For example, we may implement invariants. Such as: on each script action check that there are no exception in the logs. That there are no popup messages on the application screen. Or check that user account balance is never negative.

Such kind of testing is usually applied to very stable systems (hardware, compilers, mission critical software, embedded systems, medical systems). I.e. in the cases when bugs must be found at any cost.

In your system there could be similar part. Today’s trend is to have fast delivery for continuous deployment and in such case maintenance cost usually much more important than the cost of particular issue. So this kind of testing will delay the deployment and introduce complexity to all tests. You need to be sure that there is really a need for that, some strong business requirement. Otherwise it is better to limit to reasonable validations.

External Dependencies and APIs

Your application under test may (and in most cases do) have dependencies from external systems.

In basic case it is a web service, or DLL library. In more advanced 90% of your application is external system. Or mix of systems (such as 3rd party CRM with 3rd party accounting linked together).

In such cases you need understanding of stable and changing parts. For example, the APIs are usually much more stable and keep back compatibility. UI is a subject to change.

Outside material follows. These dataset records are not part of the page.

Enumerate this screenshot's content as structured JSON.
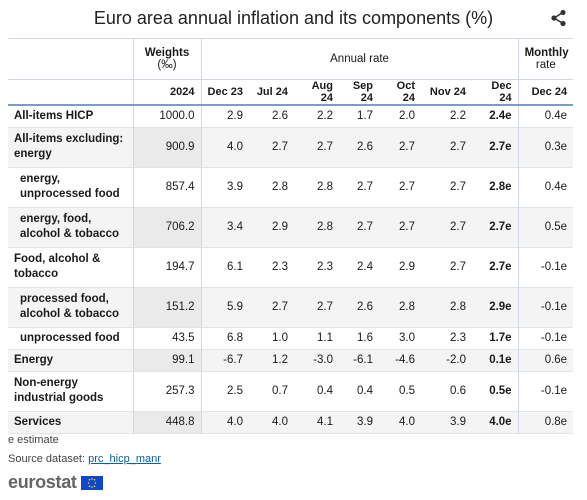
{
  "title": "Euro area annual inflation and its components (%)",
  "icons": {
    "share": "share-icon",
    "flag": "eu-flag-icon"
  },
  "header": {
    "weights": "Weights (‰)",
    "weights_line1": "Weights",
    "weights_line2": "(‰)",
    "annual_rate": "Annual rate",
    "monthly_line1": "Monthly",
    "monthly_line2": "rate",
    "weights_year": "2024",
    "columns": [
      "Dec 23",
      "Jul 24",
      "Aug 24",
      "Sep 24",
      "Oct 24",
      "Nov 24",
      "Dec 24"
    ],
    "monthly_col": "Dec 24"
  },
  "rows": [
    {
      "label": "All-items HICP",
      "weight": "1000.0",
      "values": [
        "2.9",
        "2.6",
        "2.2",
        "1.7",
        "2.0",
        "2.2",
        "2.4e"
      ],
      "monthly": "0.4e"
    },
    {
      "label": "All-items excluding: energy",
      "weight": "900.9",
      "values": [
        "4.0",
        "2.7",
        "2.7",
        "2.6",
        "2.7",
        "2.7",
        "2.7e"
      ],
      "monthly": "0.3e"
    },
    {
      "label": "energy, unprocessed food",
      "weight": "857.4",
      "values": [
        "3.9",
        "2.8",
        "2.8",
        "2.7",
        "2.7",
        "2.7",
        "2.8e"
      ],
      "monthly": "0.4e"
    },
    {
      "label": "energy, food, alcohol & tobacco",
      "weight": "706.2",
      "values": [
        "3.4",
        "2.9",
        "2.8",
        "2.7",
        "2.7",
        "2.7",
        "2.7e"
      ],
      "monthly": "0.5e"
    },
    {
      "label": "Food, alcohol & tobacco",
      "weight": "194.7",
      "values": [
        "6.1",
        "2.3",
        "2.3",
        "2.4",
        "2.9",
        "2.7",
        "2.7e"
      ],
      "monthly": "-0.1e"
    },
    {
      "label": "processed food, alcohol & tobacco",
      "weight": "151.2",
      "values": [
        "5.9",
        "2.7",
        "2.7",
        "2.6",
        "2.8",
        "2.8",
        "2.9e"
      ],
      "monthly": "-0.1e"
    },
    {
      "label": "unprocessed food",
      "weight": "43.5",
      "values": [
        "6.8",
        "1.0",
        "1.1",
        "1.6",
        "3.0",
        "2.3",
        "1.7e"
      ],
      "monthly": "-0.1e"
    },
    {
      "label": "Energy",
      "weight": "99.1",
      "values": [
        "-6.7",
        "1.2",
        "-3.0",
        "-6.1",
        "-4.6",
        "-2.0",
        "0.1e"
      ],
      "monthly": "0.6e"
    },
    {
      "label": "Non-energy industrial goods",
      "weight": "257.3",
      "values": [
        "2.5",
        "0.7",
        "0.4",
        "0.4",
        "0.5",
        "0.6",
        "0.5e"
      ],
      "monthly": "-0.1e"
    },
    {
      "label": "Services",
      "weight": "448.8",
      "values": [
        "4.0",
        "4.0",
        "4.1",
        "3.9",
        "4.0",
        "3.9",
        "4.0e"
      ],
      "monthly": "0.8e"
    }
  ],
  "footer": {
    "estimate_note": "e estimate",
    "source_label": "Source dataset:",
    "source_link": "prc_hicp_manr",
    "brand": "eurostat"
  }
}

Also deployment cost in such cases is very high so you either have to share same staging system for all tests or even use prod for it.

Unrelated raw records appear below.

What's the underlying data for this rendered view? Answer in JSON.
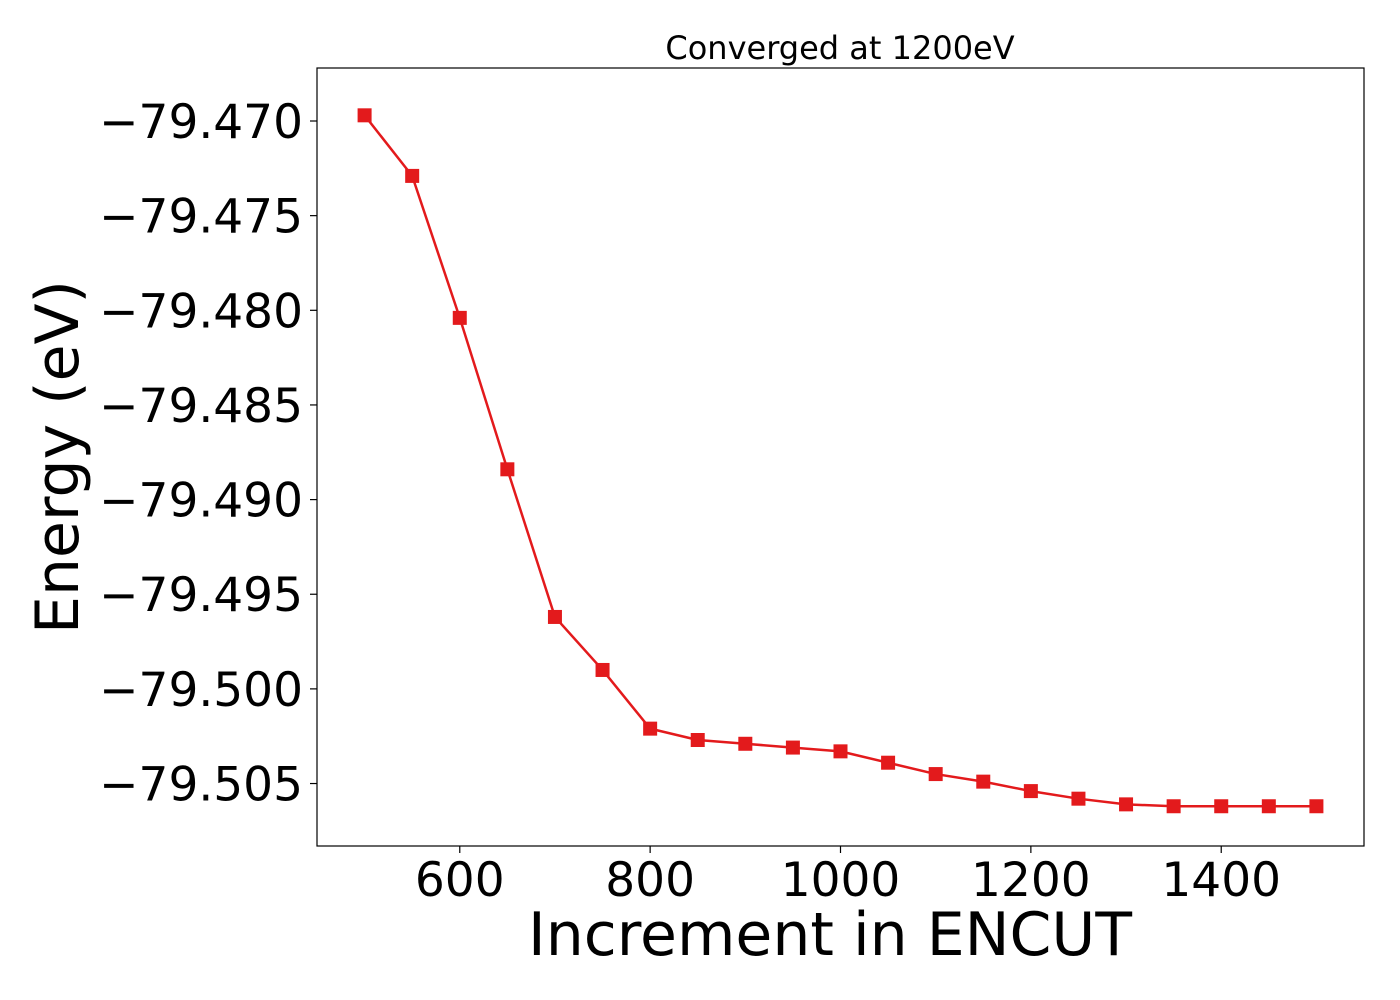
{
  "chart_data": {
    "type": "line",
    "title": "Converged at 1200eV",
    "xlabel": "Increment in ENCUT",
    "ylabel": "Energy (eV)",
    "xlim": [
      450,
      1550
    ],
    "ylim": [
      -79.5083,
      -79.4672
    ],
    "grid": false,
    "legend": "none",
    "x_ticks": [
      {
        "value": 600,
        "label": "600"
      },
      {
        "value": 800,
        "label": "800"
      },
      {
        "value": 1000,
        "label": "1000"
      },
      {
        "value": 1200,
        "label": "1200"
      },
      {
        "value": 1400,
        "label": "1400"
      }
    ],
    "y_ticks": [
      {
        "value": -79.47,
        "label": "−79.470"
      },
      {
        "value": -79.475,
        "label": "−79.475"
      },
      {
        "value": -79.48,
        "label": "−79.480"
      },
      {
        "value": -79.485,
        "label": "−79.485"
      },
      {
        "value": -79.49,
        "label": "−79.490"
      },
      {
        "value": -79.495,
        "label": "−79.495"
      },
      {
        "value": -79.5,
        "label": "−79.500"
      },
      {
        "value": -79.505,
        "label": "−79.505"
      }
    ],
    "series": [
      {
        "color": "#e31a1c",
        "marker": "square",
        "x": [
          500,
          550,
          600,
          650,
          700,
          750,
          800,
          850,
          900,
          950,
          1000,
          1050,
          1100,
          1150,
          1200,
          1250,
          1300,
          1350,
          1400,
          1450,
          1500
        ],
        "y": [
          -79.4697,
          -79.4729,
          -79.4804,
          -79.4884,
          -79.4962,
          -79.499,
          -79.5021,
          -79.5027,
          -79.5029,
          -79.5031,
          -79.5033,
          -79.5039,
          -79.5045,
          -79.5049,
          -79.5054,
          -79.5058,
          -79.5061,
          -79.5062,
          -79.5062,
          -79.5062,
          -79.5062
        ]
      }
    ]
  }
}
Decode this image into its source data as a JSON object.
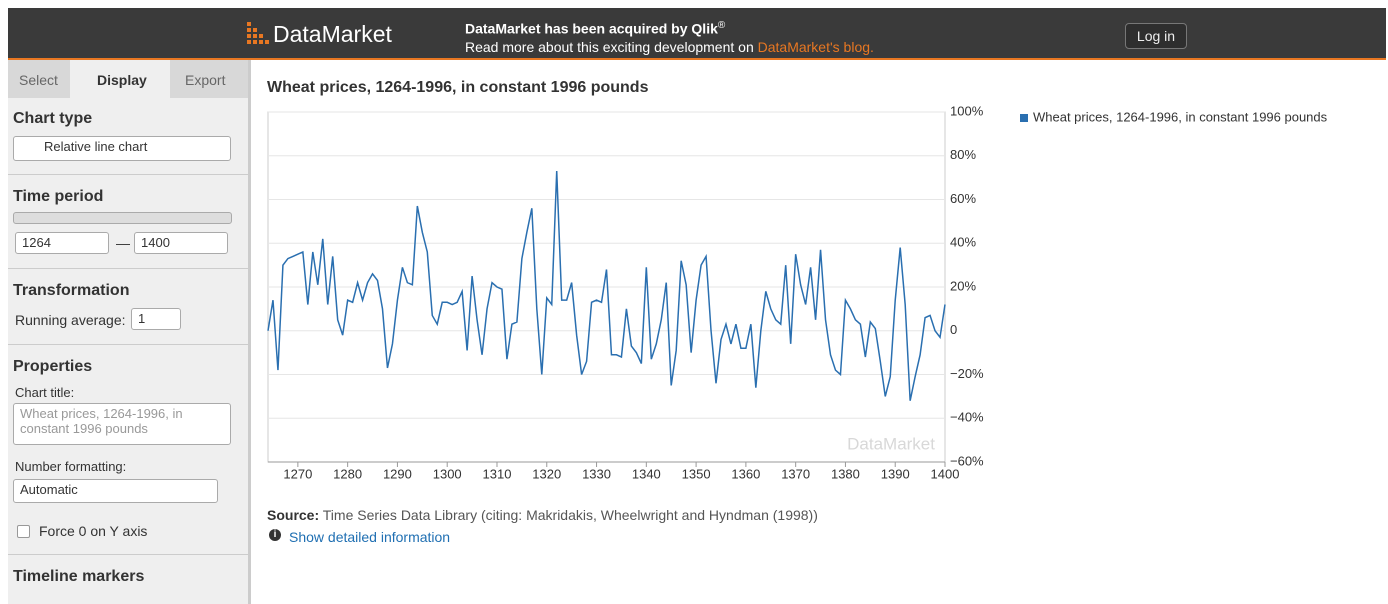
{
  "header": {
    "logo": "DataMarket",
    "news_title": "DataMarket has been acquired by Qlik",
    "news_mark": "®",
    "news_text": "Read more about this exciting development on ",
    "news_link": "DataMarket's blog.",
    "login": "Log in"
  },
  "sidebar": {
    "tabs": [
      "Select",
      "Display",
      "Export"
    ],
    "chart_type": {
      "heading": "Chart type",
      "value": "Relative line chart"
    },
    "time_period": {
      "heading": "Time period",
      "from": "1264",
      "separator": "—",
      "to": "1400"
    },
    "transformation": {
      "heading": "Transformation",
      "label": "Running average:",
      "value": "1"
    },
    "properties": {
      "heading": "Properties",
      "title_label": "Chart title:",
      "title_placeholder": "Wheat prices, 1264-1996, in constant 1996 pounds",
      "format_label": "Number formatting:",
      "format_value": "Automatic",
      "force_zero": "Force 0 on Y axis"
    },
    "timeline": {
      "heading": "Timeline markers"
    }
  },
  "source": {
    "label": "Source:",
    "text": "Time Series Data Library (citing: Makridakis, Wheelwright and Hyndman (1998))",
    "link": "Show detailed information"
  },
  "chart_data": {
    "type": "line",
    "title": "Wheat prices, 1264-1996, in constant 1996 pounds",
    "watermark": "DataMarket",
    "grid": true,
    "legend": "right",
    "xlim": [
      1264,
      1400
    ],
    "xticks": [
      1270,
      1280,
      1290,
      1300,
      1310,
      1320,
      1330,
      1340,
      1350,
      1360,
      1370,
      1380,
      1390,
      1400
    ],
    "ylim": [
      -60,
      100
    ],
    "yticks": [
      {
        "value": -60,
        "label": "−60%"
      },
      {
        "value": -40,
        "label": "−40%"
      },
      {
        "value": -20,
        "label": "−20%"
      },
      0,
      {
        "value": 20,
        "label": "20%"
      },
      {
        "value": 40,
        "label": "40%"
      },
      {
        "value": 60,
        "label": "60%"
      },
      {
        "value": 80,
        "label": "80%"
      },
      {
        "value": 100,
        "label": "100%"
      }
    ],
    "x": [
      1264,
      1265,
      1266,
      1267,
      1268,
      1269,
      1270,
      1271,
      1272,
      1273,
      1274,
      1275,
      1276,
      1277,
      1278,
      1279,
      1280,
      1281,
      1282,
      1283,
      1284,
      1285,
      1286,
      1287,
      1288,
      1289,
      1290,
      1291,
      1292,
      1293,
      1294,
      1295,
      1296,
      1297,
      1298,
      1299,
      1300,
      1301,
      1302,
      1303,
      1304,
      1305,
      1306,
      1307,
      1308,
      1309,
      1310,
      1311,
      1312,
      1313,
      1314,
      1315,
      1316,
      1317,
      1318,
      1319,
      1320,
      1321,
      1322,
      1323,
      1324,
      1325,
      1326,
      1327,
      1328,
      1329,
      1330,
      1331,
      1332,
      1333,
      1334,
      1335,
      1336,
      1337,
      1338,
      1339,
      1340,
      1341,
      1342,
      1343,
      1344,
      1345,
      1346,
      1347,
      1348,
      1349,
      1350,
      1351,
      1352,
      1353,
      1354,
      1355,
      1356,
      1357,
      1358,
      1359,
      1360,
      1361,
      1362,
      1363,
      1364,
      1365,
      1366,
      1367,
      1368,
      1369,
      1370,
      1371,
      1372,
      1373,
      1374,
      1375,
      1376,
      1377,
      1378,
      1379,
      1380,
      1381,
      1382,
      1383,
      1384,
      1385,
      1386,
      1387,
      1388,
      1389,
      1390,
      1391,
      1392,
      1393,
      1394,
      1395,
      1396,
      1397,
      1398,
      1399,
      1400
    ],
    "series": [
      {
        "name": "Wheat prices, 1264-1996, in constant 1996 pounds",
        "color": "#2a6fb0",
        "values": [
          0,
          14,
          -18,
          30,
          33,
          34,
          35,
          36,
          12,
          36,
          21,
          42,
          12,
          34,
          5,
          -2,
          14,
          13,
          22,
          14,
          22,
          26,
          23,
          10,
          -17,
          -6,
          14,
          29,
          22,
          21,
          57,
          45,
          36,
          7,
          3,
          13,
          13,
          12,
          13,
          18,
          -9,
          25,
          5,
          -11,
          10,
          22,
          20,
          19,
          -13,
          3,
          4,
          33,
          45,
          56,
          10,
          -20,
          15,
          12,
          73,
          14,
          14,
          22,
          -2,
          -20,
          -14,
          13,
          14,
          13,
          28,
          -11,
          -11,
          -12,
          10,
          -7,
          -10,
          -15,
          29,
          -13,
          -6,
          5,
          22,
          -25,
          -9,
          32,
          21,
          -10,
          14,
          30,
          34,
          0,
          -24,
          -4,
          3,
          -6,
          3,
          -8,
          -8,
          3,
          -26,
          0,
          18,
          10,
          5,
          3,
          30,
          -6,
          35,
          21,
          12,
          29,
          5,
          37,
          5,
          -11,
          -18,
          -20,
          14,
          10,
          5,
          3,
          -12,
          4,
          1,
          -14,
          -30,
          -21,
          14,
          38,
          12,
          -32,
          -21,
          -11,
          6,
          7,
          0,
          -3,
          12
        ]
      }
    ]
  }
}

So you should invest more time in learning available APIs in such case to have stable test coverage. It is worth to look at history: how old specific API. The older the better — more likely it will stay intact for back compatibility.

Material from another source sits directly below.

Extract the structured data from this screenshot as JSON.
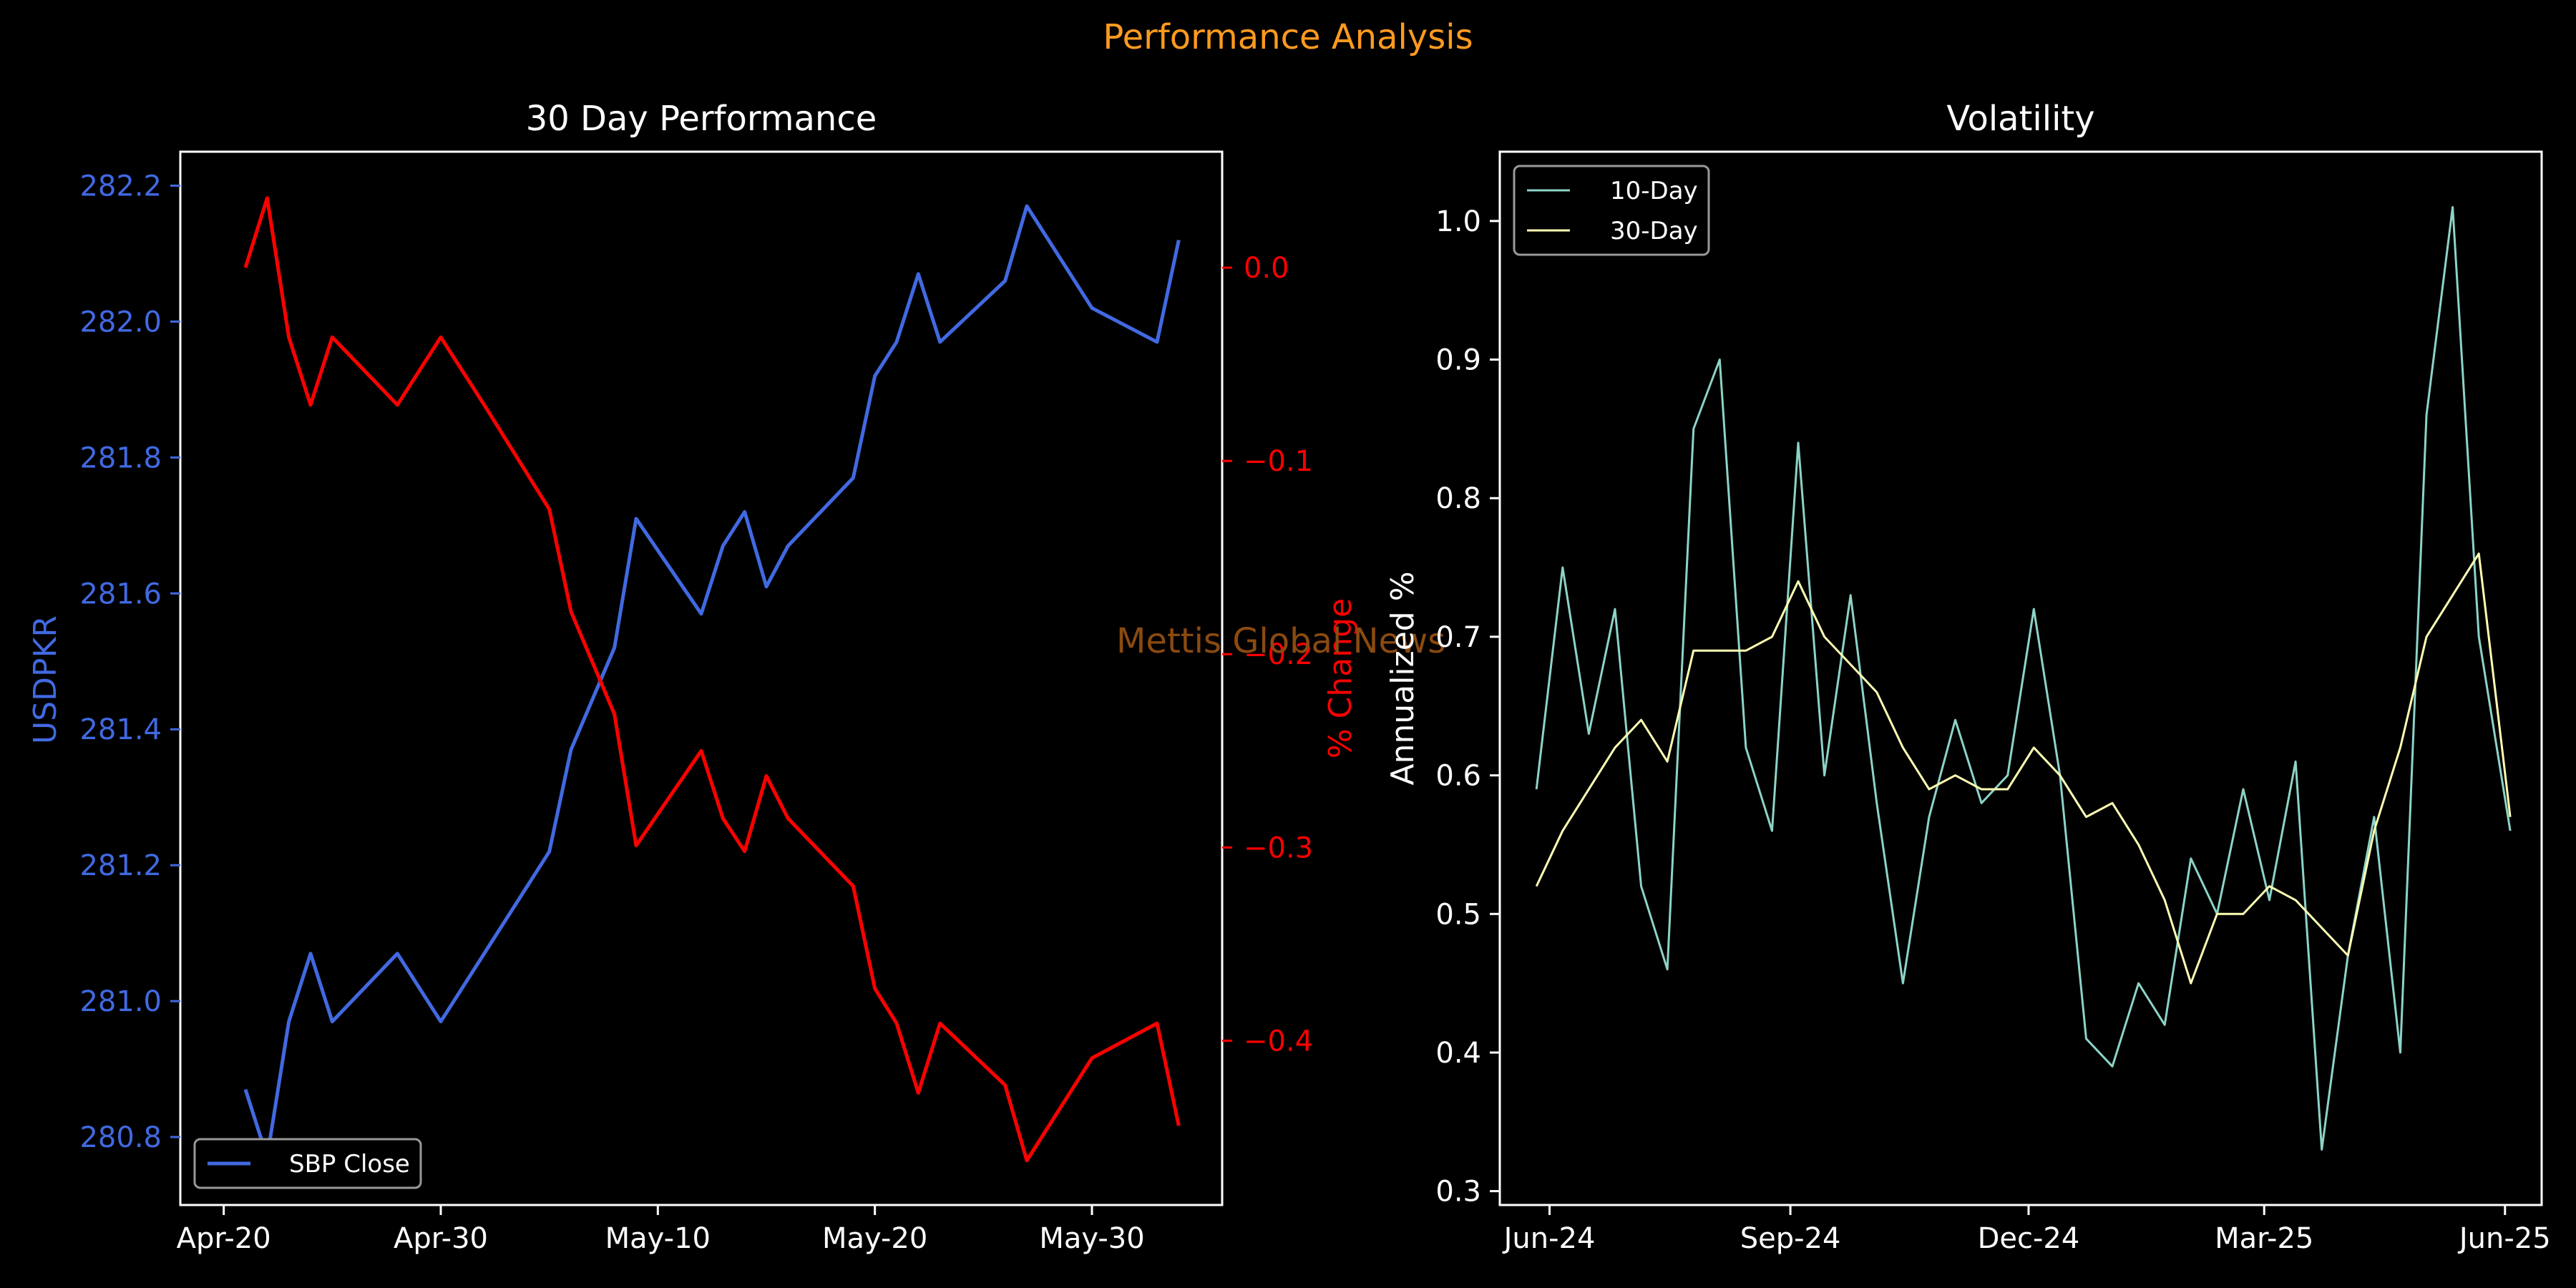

Example is Online version of MS Exchange. It has ‘old’ EWS SOAP-based API working since 2007. And recently they introduced REST based API. So if we have question which of APIs to use I would prefer SOAP. The reason is it has more legacy and harder for the vendor to change. REST is young and vendor may find out that it is not popular and simply dispose it in one of versions.

Test Set Level

System Deployment

Your situation may be radically different depending on deployment options you have.

Sometimes you may install fresh instance of the product for each test set or even for each test scenario. Usually this means that the product is also young and fresh so it is highly likely to change rapidly. In this case you may need to focus on few test and some generic tests (like log analysis for errors and exceptions).

Sometimes the deployment is a heavy and long task. You have only one instance of application for all the testing efforts. In such cases your test set may need to have preparation and clean up blocks to pre-fill data and ensure right system state before and after test set execution. Also you need to have planning in such case. If other tests are executed in parallel, or system is being maintained you need to know it and not allow it to be mixed with test execution.

Sometimes you have VMs, but the server running VMs has other VMs used for other purposes. Well, it is needless to say, you need to know what is happening on the server, because one VM under heavy load may affect other VMs and indirectly cause test cases to fail intermittently. It is better to completely ‘own’ such a server to avoid disappointing surprises.

Sanity Checks

Suppose all test scenarios require login. What happen if login is broken and we run the test set with 100 test cases?

Each test fails, it takes some time (say 30 seconds per test case — realistic delay for UI test). So we will get final test report in 50 minutes and it will have big test report containing 100 failures.

This means we just needlessly lost 50 minutes and also got report that is big, slow to operate and harder to understand.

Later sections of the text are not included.